The right to withdraw consent and the right to erasure may not apply due to the nature of the services being provided and our basis in law for processing this data. We will consider requests to remove personal identifying information from your record to ensure that the data we do retain is anonymised, while enabling us to meet our statutory requirements.
You have the right to lodge a complaint with a supervisory authority. For independent advice about data protection, privacy and data sharing issues, you can contact the Information Commissioner’s Office (ICO) at http://www.ico.org.uk.
We use automated decision-making to confirm eligibility for the services you may wish to access, for example based on your geographic postcode of residence and age.
We also use automated decision making, based on national clinical guidelines, to determine whether our services are appropriate for your individual circumstance and to determine which type of test kit is most suitable for you.

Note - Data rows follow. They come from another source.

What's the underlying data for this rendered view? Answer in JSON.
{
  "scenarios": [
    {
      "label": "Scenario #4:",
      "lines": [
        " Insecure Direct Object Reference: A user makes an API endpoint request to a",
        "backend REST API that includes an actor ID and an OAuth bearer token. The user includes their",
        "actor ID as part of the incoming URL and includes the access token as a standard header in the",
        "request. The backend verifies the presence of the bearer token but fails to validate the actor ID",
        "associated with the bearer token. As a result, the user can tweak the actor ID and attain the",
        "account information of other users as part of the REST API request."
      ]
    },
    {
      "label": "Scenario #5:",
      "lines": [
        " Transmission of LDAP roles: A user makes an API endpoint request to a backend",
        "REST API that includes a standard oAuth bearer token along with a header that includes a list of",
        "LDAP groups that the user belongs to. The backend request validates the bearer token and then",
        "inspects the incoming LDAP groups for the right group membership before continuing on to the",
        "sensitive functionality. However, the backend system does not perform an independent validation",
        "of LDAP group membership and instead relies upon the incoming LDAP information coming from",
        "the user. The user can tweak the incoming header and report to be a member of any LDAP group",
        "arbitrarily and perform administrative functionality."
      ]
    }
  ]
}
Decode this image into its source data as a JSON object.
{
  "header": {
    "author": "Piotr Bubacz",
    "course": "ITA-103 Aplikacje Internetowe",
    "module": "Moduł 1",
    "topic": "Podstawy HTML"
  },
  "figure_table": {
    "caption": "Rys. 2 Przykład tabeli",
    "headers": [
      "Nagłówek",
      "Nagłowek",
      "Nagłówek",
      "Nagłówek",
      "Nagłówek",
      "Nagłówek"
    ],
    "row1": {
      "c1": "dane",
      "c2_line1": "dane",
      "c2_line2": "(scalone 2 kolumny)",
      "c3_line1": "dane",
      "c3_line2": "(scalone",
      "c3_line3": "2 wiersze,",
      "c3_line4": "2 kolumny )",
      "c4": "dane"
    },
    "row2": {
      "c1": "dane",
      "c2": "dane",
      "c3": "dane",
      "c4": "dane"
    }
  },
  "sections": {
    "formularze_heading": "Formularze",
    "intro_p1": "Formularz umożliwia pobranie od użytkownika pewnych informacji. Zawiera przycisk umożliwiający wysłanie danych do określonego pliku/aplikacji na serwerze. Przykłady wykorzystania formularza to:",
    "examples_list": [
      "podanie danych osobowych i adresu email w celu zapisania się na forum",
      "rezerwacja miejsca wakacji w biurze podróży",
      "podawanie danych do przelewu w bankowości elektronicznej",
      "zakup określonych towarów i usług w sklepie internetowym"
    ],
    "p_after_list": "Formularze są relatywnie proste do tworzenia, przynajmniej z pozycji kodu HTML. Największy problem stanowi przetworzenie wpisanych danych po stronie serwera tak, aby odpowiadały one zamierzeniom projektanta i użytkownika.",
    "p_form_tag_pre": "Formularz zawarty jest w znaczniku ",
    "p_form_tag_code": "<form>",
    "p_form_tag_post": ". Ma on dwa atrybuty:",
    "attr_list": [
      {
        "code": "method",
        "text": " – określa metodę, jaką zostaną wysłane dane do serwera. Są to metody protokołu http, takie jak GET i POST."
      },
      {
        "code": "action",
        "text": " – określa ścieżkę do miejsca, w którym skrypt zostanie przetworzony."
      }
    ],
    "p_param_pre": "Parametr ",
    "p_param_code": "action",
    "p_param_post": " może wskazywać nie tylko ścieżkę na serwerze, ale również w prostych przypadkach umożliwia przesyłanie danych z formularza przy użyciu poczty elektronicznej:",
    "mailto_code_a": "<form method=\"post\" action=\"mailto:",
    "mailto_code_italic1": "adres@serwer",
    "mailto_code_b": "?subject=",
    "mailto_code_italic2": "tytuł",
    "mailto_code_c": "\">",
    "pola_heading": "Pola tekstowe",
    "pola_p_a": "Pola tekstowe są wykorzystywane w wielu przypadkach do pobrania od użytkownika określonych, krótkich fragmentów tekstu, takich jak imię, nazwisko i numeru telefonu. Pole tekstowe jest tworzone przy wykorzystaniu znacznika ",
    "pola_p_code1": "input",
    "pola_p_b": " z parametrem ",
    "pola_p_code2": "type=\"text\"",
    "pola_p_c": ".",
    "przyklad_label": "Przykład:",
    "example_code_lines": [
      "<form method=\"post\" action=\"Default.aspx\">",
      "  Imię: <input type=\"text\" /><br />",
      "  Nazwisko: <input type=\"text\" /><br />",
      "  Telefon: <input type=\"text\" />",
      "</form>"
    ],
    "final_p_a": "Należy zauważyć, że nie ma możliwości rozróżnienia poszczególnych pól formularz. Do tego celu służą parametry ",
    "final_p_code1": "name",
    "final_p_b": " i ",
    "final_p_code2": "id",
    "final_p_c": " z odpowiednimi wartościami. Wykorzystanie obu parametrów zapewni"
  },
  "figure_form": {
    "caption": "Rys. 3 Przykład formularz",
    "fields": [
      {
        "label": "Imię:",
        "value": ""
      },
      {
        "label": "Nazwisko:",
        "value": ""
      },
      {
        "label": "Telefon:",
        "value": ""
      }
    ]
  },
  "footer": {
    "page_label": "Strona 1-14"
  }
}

If the automated decision-making process determines that you are not suitable for the service, you will be provided with information about accessing care from a physical clinic.
A cookie is a small amount of data, which often includes a unique identifier that is sent to your computer or mobile phone (referred to here as a "device") browser from a website's computer and is stored on your device's memory.
We require cookies to be enabled so we can keep track of your progress through the request procedure. No personal or confidential information is stored in cookies, only a temporary and unique identification code which is only active whilst you are visiting the site and deleted promptly after.
Your sample will be tested in Preventx's specialist laboratory and in accordance with the laboratories quality system. Standard testing carried out via the Test.HIV service is accredited to international standards, and more information can be read in the Preventx Laboratory Services document (https://www.preventx.com/laboratory).
In some cases, we may use non-accredited tests to supplement your screening, however this would only ever be in agreement with doctors of clinicians (for example, pharyngeal swab testing may be recommended but falls outside 'off label' and outside of our accreditation).
Please note that some test samples may be retained by the laboratory after testing for internal studies and verification purposes (such as performing equipment validation). Samples used for wider validation or laboratory studies would always be fully anonymised.
Third Party Links
You may find links to third party websites on our website. These websites should have their own privacy policies which you should check. We do not accept any responsibility or liability for their policies whatsoever as we have no control over them.
We may include a male condom in your self-sampling kit. This is not something we are required to include, but though it may be useful so have included one CE marked condom free of charge. Some do's and don'ts along with instructions on using a male condom can be found via this link.